Le ministre de l’Économie Bruno Le Maire s’est dit prêt ce vendredi matin à soutenir la demande de véhicule émettant le moins de CO₂ pour soutenir la filière automobile en grande difficulté face à l’arrêt du secteur dû à l’épidémie du Covid-19.

«Oui nous allons soutenir l’industrie automobile», a déclaré ce vendredi Bruno Le Maire sur CNEWS. «Je vais voir aujourd’hui tous les représentants de la filière (…) je vais leur dire que l’on est prêt à soutenir la demande des Français pour la voiture mais ce sera un soutien aux voitures vertes», a-t-il indiqué. «C’est évidemment la condition de notre soutien parce que l’industrie automobile doit réussir sa transition vers les véhicules autonomes et électriques. Le rôle de l’État est d’inciter à aller vers ce modèle-là.»

Interrogé sur la reprise d’une partie de l’activité économique en France depuis lundi 11 mai, jour 1 du déconfinement, Bruno Le Maire a souligné que «le redémarrage a eu lieu (…) il s’est bien passé, il y a des secteurs qui vont plus vite que d’autres comme le bâtiment et le BPT». «Je crois qu’il faut veiller à ce qu’il soit solide (…) je préfère un redémarrage lent et solide une précipitation», a commenté le chef de Bercy.

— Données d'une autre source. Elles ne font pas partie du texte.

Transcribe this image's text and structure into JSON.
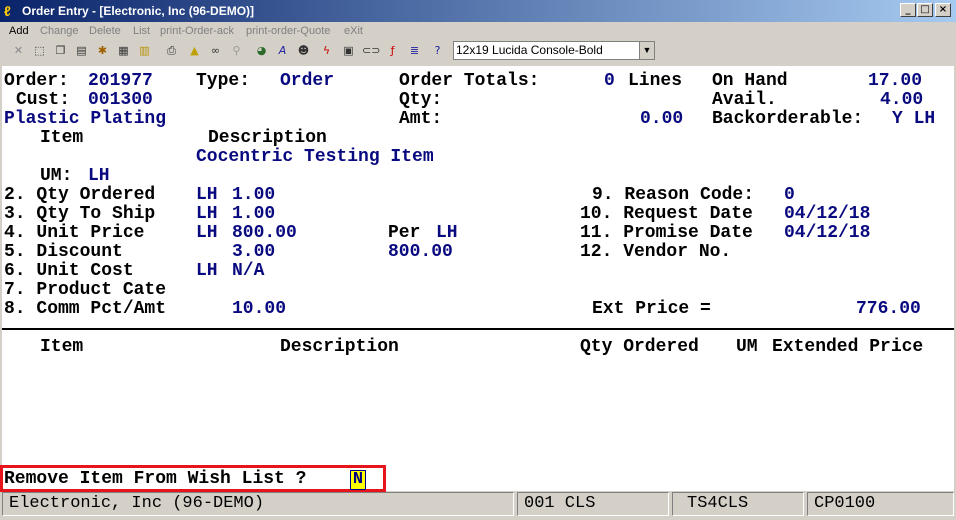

Comment accélérer cette reprise ? «Il y a eu une épargne très importante des Français, 55 milliards d’euros ont été épargnés», a rappelé Bruno Le Maire. «Bien entendu nous allons inciter les Français à utiliser une partie de cette épargne : soit le placer pour des PME, c’est le PEA-PME, c’est un produit d’épargne que nous avons créé pour soutenir les TPE et PME (…) soit en consommant des biens, que ce soit sur l’automobile, des biens d’équipements, des biens de consommation courante…».

Par ailleurs, le ministre a détaillé la stratégie de riposte de l’Europe face à la crise économique engendrée l’épidémie, alors que les ministres européens des Finances se réunissent aujourd’hui à l’occasion de l’Euro Group. «Il faut arriver à mettre en place maintenant très concrètement des mécanismes décidés par les ministres des Finances il y a quelques semaines et qui seront utiles pour notre économie».

«Il faut que l’on débloque définitivement les détails techniques des prêts de la banque européenne d’investissement parce que ce sont 40 milliards d’euros qui vont pouvoir être disponibles pour les PME françaises et en particulier pour les entreprises un peu plus risquées que celles qui font l’objet des prêts garantis par l’État aujourd’hui, a-t-il indiqué.

Le ministre a donné l’exemple des start-up et de leur difficulté à mettre en place un financement. Deuxième grand enjeu, selon Bruno Le Maire: le fonds de relance européen. «Il est la condition de la relance économique européenne (…) et celle de notre capacité à nous tous, États européens, à redémarrer à la même vitesse (…) il faut que tout le monde redémarre à la même vitesse pour garantir la puissance de l’économie européenne».

Ce fonds a vocation à «financer les technologies qui vont nous permettre de rester dans la course face à la Chine et les États-Unis (…) les innovations énergétiques, la 5G, l’intelligence artificielle…». «Pour tout ça nous avons besoin de l’argent européen». Bruno Le Maire, en lien avec Emmanuel Macron a proposé 1000 milliards d’euros, «financé soit par des prêts soit par de l’investissement direct avec de la dette commune».